The child was sick and faint from the pain of having her arm set. She lay in the deep sofa, covered with red damask, amid a bewildering softness of cushions and rugs, and wondered what Lady Anne was saying to Mamie. Mamie was Mrs. Gray. From the first Mary had not called her Mother. Her name was Matilda, and Mamie was a sort of compromise.
Meanwhile, Lady Anne had gone out by her garden, through the stable, and into the lane at the back. There was a little door open in the opposite wall; beyond it was a shabby trellis with scarlet-runners clambering upon it.
Lady Anne peeped within. A disheartened-looking woman was hanging a child's frock on the line which was stretched from wall to wall. Three children, ranging in age from two to five, were sitting on the grass plot. Two were playing with white stones. The third was surveying its own small feet with great interest, sucking at a fat thumb as though it conveyed some delicious nourishment.
"Do I speak to Mrs. Gray?" asked Lady Anne, advancing. She had a sunshade over her head, a deep-fringed thing with a folding handle. She had bought it in Paris in the days of the Second Empire.
Mrs. Gray stared at the stranger within her gates, whom she knew by sight. There was some perturbation in her face. She had been worried about the unusual duration of Mary's absence. Mary had not come back with the market basket which contained the children's dinner. At one o'clock the four elder ones would be upon her, ravening. What on earth had become of Mary? The poor woman had not realised how much she depended on Mary, since Mary was always present and always willing to take the burdens off her stepmother's thin, stooped shoulders on to her own.
Now she caught sight of the market-basket. One of Lady Anne's white-capped maids had come in and deposited it quietly.
"Mary?" she gasped. "What has become of Mary?"
"Pray don't frighten yourself," said Lady Anne. "I have a message from Mary. She is at my house. As a matter of fact, she met with an accident. There--don't go so pale.
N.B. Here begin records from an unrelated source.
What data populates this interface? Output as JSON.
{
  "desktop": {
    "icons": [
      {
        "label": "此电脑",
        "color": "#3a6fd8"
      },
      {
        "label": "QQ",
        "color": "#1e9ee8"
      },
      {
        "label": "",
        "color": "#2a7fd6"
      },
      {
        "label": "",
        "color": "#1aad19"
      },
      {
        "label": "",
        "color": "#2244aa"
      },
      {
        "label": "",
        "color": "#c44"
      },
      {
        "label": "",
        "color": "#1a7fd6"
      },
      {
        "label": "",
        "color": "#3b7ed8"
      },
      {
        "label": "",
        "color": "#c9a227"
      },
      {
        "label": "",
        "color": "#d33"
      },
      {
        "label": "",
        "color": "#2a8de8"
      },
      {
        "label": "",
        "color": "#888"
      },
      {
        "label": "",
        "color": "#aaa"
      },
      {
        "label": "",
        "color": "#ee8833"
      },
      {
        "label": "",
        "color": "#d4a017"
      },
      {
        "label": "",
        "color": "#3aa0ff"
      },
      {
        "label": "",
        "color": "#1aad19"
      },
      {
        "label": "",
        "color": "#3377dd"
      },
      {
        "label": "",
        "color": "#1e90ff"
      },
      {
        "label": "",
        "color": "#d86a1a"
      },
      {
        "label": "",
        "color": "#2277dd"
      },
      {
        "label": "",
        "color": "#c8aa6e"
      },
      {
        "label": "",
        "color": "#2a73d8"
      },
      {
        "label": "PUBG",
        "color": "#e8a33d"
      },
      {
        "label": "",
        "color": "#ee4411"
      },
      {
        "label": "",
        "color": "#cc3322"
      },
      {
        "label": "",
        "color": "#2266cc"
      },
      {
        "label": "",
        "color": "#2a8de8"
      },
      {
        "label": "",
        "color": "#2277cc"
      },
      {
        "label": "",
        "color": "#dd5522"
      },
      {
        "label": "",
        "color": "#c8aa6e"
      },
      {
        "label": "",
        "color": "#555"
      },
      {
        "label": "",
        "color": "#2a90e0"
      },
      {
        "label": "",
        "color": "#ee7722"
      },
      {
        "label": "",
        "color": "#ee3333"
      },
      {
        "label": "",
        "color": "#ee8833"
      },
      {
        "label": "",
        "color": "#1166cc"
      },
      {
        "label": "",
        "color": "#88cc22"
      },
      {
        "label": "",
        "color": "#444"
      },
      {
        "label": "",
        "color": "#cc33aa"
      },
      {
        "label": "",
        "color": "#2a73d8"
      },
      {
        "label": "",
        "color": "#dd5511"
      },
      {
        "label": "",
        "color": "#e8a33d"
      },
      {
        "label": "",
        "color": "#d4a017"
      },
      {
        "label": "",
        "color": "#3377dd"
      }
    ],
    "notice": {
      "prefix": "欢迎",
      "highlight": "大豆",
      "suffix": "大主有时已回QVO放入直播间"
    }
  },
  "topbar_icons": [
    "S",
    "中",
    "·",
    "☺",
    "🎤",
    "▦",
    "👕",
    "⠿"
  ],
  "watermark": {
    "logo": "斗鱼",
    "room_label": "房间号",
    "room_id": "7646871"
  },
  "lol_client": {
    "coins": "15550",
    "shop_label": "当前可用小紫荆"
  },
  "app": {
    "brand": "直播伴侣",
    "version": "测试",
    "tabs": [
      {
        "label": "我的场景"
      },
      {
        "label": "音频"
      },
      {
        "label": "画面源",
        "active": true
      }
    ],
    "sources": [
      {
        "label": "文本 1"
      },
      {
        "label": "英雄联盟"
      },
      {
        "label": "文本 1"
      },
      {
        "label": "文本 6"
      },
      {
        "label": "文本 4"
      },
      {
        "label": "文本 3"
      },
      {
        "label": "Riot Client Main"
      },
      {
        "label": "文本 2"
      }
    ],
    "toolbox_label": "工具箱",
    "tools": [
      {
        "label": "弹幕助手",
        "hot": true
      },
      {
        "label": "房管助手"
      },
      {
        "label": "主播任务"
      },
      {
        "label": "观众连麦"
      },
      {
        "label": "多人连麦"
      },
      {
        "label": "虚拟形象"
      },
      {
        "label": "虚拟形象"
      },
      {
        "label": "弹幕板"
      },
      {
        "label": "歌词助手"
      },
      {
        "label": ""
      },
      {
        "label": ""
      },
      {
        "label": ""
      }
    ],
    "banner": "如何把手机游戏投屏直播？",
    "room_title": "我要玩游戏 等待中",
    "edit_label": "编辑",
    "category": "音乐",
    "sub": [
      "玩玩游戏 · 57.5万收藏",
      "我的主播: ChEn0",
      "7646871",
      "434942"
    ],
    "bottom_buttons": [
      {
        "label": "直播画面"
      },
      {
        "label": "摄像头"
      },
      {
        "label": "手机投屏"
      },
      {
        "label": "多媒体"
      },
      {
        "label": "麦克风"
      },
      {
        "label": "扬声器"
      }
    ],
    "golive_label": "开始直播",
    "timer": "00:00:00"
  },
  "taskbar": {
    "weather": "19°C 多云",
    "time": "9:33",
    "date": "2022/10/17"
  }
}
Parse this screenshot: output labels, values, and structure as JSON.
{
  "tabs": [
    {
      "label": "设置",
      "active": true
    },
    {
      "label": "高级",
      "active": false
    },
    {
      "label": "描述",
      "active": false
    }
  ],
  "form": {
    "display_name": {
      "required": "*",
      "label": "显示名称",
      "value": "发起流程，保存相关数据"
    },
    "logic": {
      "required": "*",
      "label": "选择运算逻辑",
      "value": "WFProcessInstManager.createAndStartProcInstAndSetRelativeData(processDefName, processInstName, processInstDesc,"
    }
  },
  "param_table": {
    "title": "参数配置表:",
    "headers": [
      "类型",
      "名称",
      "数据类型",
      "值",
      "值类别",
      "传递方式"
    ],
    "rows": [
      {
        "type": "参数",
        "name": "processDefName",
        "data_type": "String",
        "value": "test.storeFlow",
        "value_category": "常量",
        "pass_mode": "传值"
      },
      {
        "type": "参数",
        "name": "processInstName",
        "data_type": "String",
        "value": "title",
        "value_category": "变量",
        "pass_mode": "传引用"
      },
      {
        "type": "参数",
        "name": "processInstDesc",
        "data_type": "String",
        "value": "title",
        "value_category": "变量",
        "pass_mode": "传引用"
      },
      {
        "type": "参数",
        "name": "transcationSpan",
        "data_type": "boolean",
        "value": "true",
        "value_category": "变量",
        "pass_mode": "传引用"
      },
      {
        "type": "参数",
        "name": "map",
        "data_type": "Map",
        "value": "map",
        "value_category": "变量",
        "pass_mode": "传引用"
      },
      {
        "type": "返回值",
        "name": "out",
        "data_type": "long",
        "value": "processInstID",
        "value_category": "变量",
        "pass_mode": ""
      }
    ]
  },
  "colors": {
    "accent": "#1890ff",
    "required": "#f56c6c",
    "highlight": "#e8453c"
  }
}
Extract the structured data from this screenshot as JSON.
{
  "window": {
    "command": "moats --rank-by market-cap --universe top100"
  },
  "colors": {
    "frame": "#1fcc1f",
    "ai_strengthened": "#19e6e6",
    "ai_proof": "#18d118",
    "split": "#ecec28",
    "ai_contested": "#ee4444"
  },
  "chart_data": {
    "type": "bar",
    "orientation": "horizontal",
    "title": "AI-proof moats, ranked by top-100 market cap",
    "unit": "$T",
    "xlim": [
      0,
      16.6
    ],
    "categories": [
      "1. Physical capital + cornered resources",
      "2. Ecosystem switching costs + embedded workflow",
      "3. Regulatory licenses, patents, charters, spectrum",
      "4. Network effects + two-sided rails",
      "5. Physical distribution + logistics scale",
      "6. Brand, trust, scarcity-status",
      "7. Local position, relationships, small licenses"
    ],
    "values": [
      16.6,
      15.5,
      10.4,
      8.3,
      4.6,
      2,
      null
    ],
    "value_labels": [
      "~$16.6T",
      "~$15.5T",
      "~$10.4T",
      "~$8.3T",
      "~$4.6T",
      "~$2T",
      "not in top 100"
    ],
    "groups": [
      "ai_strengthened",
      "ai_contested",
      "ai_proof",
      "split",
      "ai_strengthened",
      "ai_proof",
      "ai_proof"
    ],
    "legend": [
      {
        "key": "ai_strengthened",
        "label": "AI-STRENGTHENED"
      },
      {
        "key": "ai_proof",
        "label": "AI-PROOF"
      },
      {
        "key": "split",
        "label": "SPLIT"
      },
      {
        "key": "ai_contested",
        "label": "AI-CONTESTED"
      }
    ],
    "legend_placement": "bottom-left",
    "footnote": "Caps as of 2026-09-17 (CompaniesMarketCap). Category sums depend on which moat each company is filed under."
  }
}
It is only a matter of time. Her arm is broken. She got it broken in saving the life of my little Maltese, who had strayed out and had got in the way of the tram. I always said that those trams should not be allowed. The tracks are so very unpleasant--dangerous even, for the carriages of gentlefolk. There is far too much traffic allowed on the public highways nowadays, far too much. People ought to walk if they cannot keep carriages."